No Distrito Federal, a campanha mobiliza equipes do Sistema Único de Saúde para aplicar vacinas nas escolas ou direcionar alunos às Unidades Básicas de Saúde, sempre com autorização de pais ou responsáveis.
Que vacinas serão oferecidas e quem pode receber?
As principais vacinas disponíveis incluem HPV (até 19 anos), febre amarela, tríplice viral (sarampo, caxumba e rubéola), tríplice bacteriana (DTP), meningocócica ACWY e doses contra a Covid-19. O objetivo é completar esquemas e reduzir lacunas formadas durante a pandemia.

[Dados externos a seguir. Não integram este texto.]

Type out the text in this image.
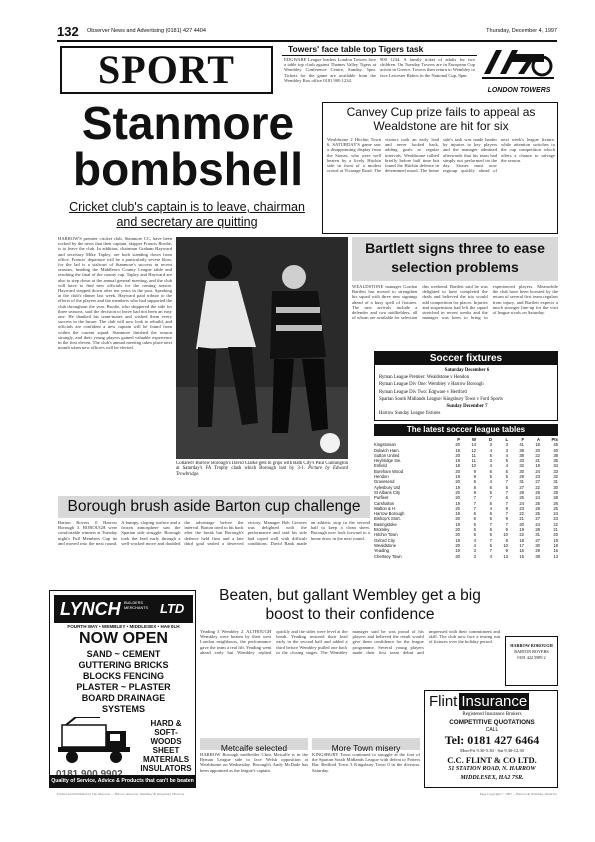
132 Observer News and Advertising (0181) 427 4404	Thursday, December 4, 1997
SPORT	Towers' face table top Tigers task
EDGWARE League leaders London Towers face a table top clash against Thames Valley Tigers at Wembley Conference Centre, Sunday, 5pm. Tickets for the game are available from the Wembley Box office 0181 900 1234.
900 1234. A family ticket of adults for two children. On Tuesday Towers are in European Cup action in Greece. Towers then return to Wembley to face Leicester Riders in the National Cup, 8pm.
LONDON TOWERS
Stanmore
bombshell
Cricket club's captain is to leave, chairman and secretary are quitting
HARROW'S premier cricket club, Stanmore CC, have been rocked by the news that their captain, skipper Francis Brodie, is to leave the club. In addition, chairman Graham Hayward and secretary Mike Tapley, are both standing down from office. Francis' departure will be a particularly severe blow, for the lad is a stalwart of Stanmore's success in recent seasons, heading the Middlesex County League table and reaching the final of the county cup. Tapley and Hayward are also to step down at the annual general meeting, and the club will have to find new officials for the coming season. Hayward stepped down after ten years in the post. Speaking at the club's dinner last week, Hayward paid tribute to the efforts of the players and the members who had supported the club throughout the year. Brodie, who skippered the side for three seasons, said the decision to leave had not been an easy one. He thanked his team-mates and wished them every success in the future. The club will now look to rebuild, and officials are confident a new captain will be found from within the current squad. Stanmore finished the season strongly, and their young players gained valuable experience in the first eleven. The club's annual meeting takes place next month when new officers will be elected.
Canvey Cup prize fails to appeal as Wealdstone are hit for six
Wealdstone 2 Hitchin Town 6. SATURDAY'S game saw a disappointing display from the Stones, who were well beaten by a lively Hitchin side in front of a modest crowd at Vicarage Road. The visitors took an early lead and never looked back, adding goals at regular intervals. Wealdstone rallied briefly before half time but found the Hitchin defence in determined mood. The home side's task was made harder by injuries to key players and the manager admitted afterwards that his team had simply not performed on the day. Stones must now regroup quickly ahead of next week's league fixture, while attention switches to the cup competition which offers a chance to salvage the season.
Collared! Burrow Borough's David Clarke gets to grips with Bath City's Paul Cunnington at Saturday's FA Trophy clash which Borough lost by 3-1. Picture by Edward Trowbridge.
Bartlett signs three to ease selection problems
WEALDSTONE manager Gordon Bartlett has moved to strengthen his squad with three new signings ahead of a busy spell of fixtures. The new arrivals include a defender and two midfielders, all of whom are available for selection this weekend. Bartlett said he was delighted to have completed the deals and believed the trio would add competition for places. Injuries and suspensions had left the squad stretched in recent weeks and the manager was keen to bring in experienced players. Meanwhile the club have been boosted by the return of several first team regulars from injury, and Bartlett expects a much stronger line-up for the visit of league rivals on Saturday.
Soccer fixtures
Saturday December 6
Ryman League Premier: Wealdstone v Hendon
Ryman League Div One: Wembley v Harrow Borough
Ryman League Div Two: Edgware v Hertford
Spartan South Midlands League: Kingsbury Town v Ford Sports
Sunday December 7
Harrow Sunday League fixtures
The latest soccer league tables
P	W	D	L	F	A	Pts
Kingstonian	20	14	3	3	41	18	45
Dulwich Ham.	19	12	4	3	36	20	40
Sutton United	20	11	5	4	38	22	38
Heybridge Sw.	19	11	3	5	33	21	36
Enfield	18	10	4	4	32	19	34
Boreham Wood	20	9	6	5	30	24	33
Hendon	19	9	5	5	29	23	32
Gravesend	20	9	4	7	31	27	31
Aylesbury Utd	19	8	6	5	27	22	30
St Albans City	20	8	5	7	28	26	29
Purfleet	20	7	7	6	25	24	28
Carshalton	19	7	5	7	24	25	26
Walton & H.	20	7	4	9	23	28	25
Harrow Borough	19	6	6	7	22	25	24
Bishop's Stort.	20	6	5	9	21	27	23
Basingstoke	19	5	7	7	20	24	22
Bromley	20	5	6	9	19	28	21
Hitchin Town	20	5	5	10	22	31	20
Oxford City	19	4	7	8	18	27	19
Wealdstone	20	4	6	10	17	30	18
Yeading	19	3	7	9	16	29	16
Chertsey Town	20	3	4	13	15	38	13
Borough brush aside Barton cup challenge
Barton Rovers 0 Harrow Borough 3. BOROUGH were comfortable winners at Tuesday night's Full Members Cup tie and moved into the next round. A bumpy, sloping surface and a frozen atmosphere saw the Spartan side struggle. Borough took the lead early through a well-worked move and doubled the advantage before the interval. Barton tried to hit back after the break but Borough's defence held firm and a late third goal sealed a deserved victory. Manager Bob Greaves was delighted with the performance and said his side had coped well with difficult conditions. David Bank made an athletic stop in the second half to keep a clean sheet. Borough now look forward to a home draw in the next round.
LYNCH BUILDERS MERCHANTS LTD
FOURTH WAY • WEMBLEY • MIDDLESEX • HA9 0LH
NOW OPEN
SAND ~ CEMENT
GUTTERING BRICKS
BLOCKS FENCING
PLASTER ~ PLASTER
BOARD DRAINAGE
SYSTEMS
HARD &
SOFT-
WOODS
SHEET
MATERIALS
INSULATORS
Quality of Service, Advice & Products that can't be beaten
Beaten, but gallant Wembley get a big boost to their confidence
Yeading 3 Wembley 2. ALTHOUGH Wembley were beaten by their west London neighbours, the performance gave the team a real lift. Yeading went ahead early but Wembley replied quickly and the sides were level at the break. Yeading restored their lead early in the second half and added a third before Wembley pulled one back in the closing stages. The Wembley manager said he was proud of his players and believed the result would give them confidence for the league programme. Several young players made their first team debut and impressed with their commitment and skill. The club now face a testing run of fixtures over the holiday period.
HARROW BOROUGH
BARTON ROVERS
0181 422 5989 2
Metcalfe selected
HARROW Borough midfielder Chris Metcalfe is in the Ryman League side to face Welsh opposition at Wealdstone on Wednesday. Borough's Andy McDade has been appointed as the league's captain.
More Town misery
KINGSBURY Town continued to struggle at the foot of the Spartan South Midlands League with defeat to Potters Bar. Bedford Town 3 Kingsbury Town 0 in the division. Saturday.
Flint Insurance
Registered Insurance Brokers
COMPETITIVE QUOTATIONS
CALL
Tel: 0181 427 6464
Mon-Fri 9.30-5.30 · Sat 9.30-12.30
C.C. FLINT & CO LTD.
51 STATION ROAD, N. HARROW
MIDDLESEX, HA2 7SR.
Printed and Published by The Observer ... Harrow Observer, Wembley & Kingsbury Observer	Page Copyright © 1997 ... Harrow & Wembley Observer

A estratégia prioriza escolas em áreas vulneráveis — como quilombolas, indígenas e rurais — e unidades com maior concentração de beneficiários de programas sociais, ampliando a proteção coletiva nas comunidades e nas escolas públicas do Distrito Federal.
- HPV: jovens até 19 anos
- Tríplice viral: rotina infantil e reforços
- DTP: proteção contra difteria, tétano e coqueluche
- Meningocócica ACWY: para faixa etária definida pelo calendário
- Febre amarela e Covid-19: conforme indicação vacinal
Como autorizar a vacina e o que levar ao local de vacinação?

As escolas devem solicitar uma autorização assinada pelo responsável para vacinar o aluno na própria unidade. Se não houver autorização, a família pode procurar a UBS mais próxima.

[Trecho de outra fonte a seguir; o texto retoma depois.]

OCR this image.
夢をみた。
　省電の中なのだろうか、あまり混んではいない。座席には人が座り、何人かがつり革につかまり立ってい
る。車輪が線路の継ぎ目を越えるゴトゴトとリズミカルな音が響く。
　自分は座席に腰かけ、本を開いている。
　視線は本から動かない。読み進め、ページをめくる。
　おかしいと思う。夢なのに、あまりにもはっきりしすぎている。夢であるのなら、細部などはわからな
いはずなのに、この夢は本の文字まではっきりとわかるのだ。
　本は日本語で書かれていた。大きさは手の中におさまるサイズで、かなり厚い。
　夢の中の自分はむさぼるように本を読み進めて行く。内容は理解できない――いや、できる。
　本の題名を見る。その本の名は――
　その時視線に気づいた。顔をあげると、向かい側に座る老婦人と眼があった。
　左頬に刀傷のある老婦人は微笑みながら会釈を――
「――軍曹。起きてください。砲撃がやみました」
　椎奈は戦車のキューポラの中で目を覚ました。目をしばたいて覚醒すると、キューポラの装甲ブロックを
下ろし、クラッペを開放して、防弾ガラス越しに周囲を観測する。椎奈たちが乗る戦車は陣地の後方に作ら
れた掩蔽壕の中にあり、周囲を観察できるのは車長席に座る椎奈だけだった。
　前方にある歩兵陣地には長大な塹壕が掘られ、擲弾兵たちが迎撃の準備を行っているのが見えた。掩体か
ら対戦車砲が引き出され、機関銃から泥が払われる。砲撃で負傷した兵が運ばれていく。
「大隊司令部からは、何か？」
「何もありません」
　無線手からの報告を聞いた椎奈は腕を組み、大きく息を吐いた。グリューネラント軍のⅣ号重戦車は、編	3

Leve documento do responsável e a carteirinha de vacinação física ou o registro digital no aplicativo do SUS. Confira no momento da vacinação se há necessidade de agendamento.
Quem vai viajar para áreas com risco de doenças deve avaliar a caderneta vacinal antes da viagem; autoridades de saúde recomendam checar orientações locais e prestar atenção ao alerta a viajantes em caso de deslocamentos a regiões endêmicas.
O que muda na rotina escolar e na rede de saúde do DF?
A vacinação em escolas reduz a necessidade de deslocamento de famílias e aumenta a chance de completar esquemas entre estudantes. A integração entre saúde e educação também prevê ações de prevenção de violências e promoção da saúde mental ligadas às aprendizagens.
Equipes do SUS farão registro das vacinas aplicadas nas escolas e atualizarão o sistema nacional para acompanhar coberturas. A iniciativa tende a reduzir faltas futuras por doenças preveníveis e a facilitar retorno seguro às salas de aula.
O que os pais do Distrito Federal devem fazer agora
Autorizar a vacinação na escola ou levar a criança à UBS, conferir a carteirinha física ou digital e acompanhar mensagens da escola e da Secretaria de Saúde para datas e documentos necessários.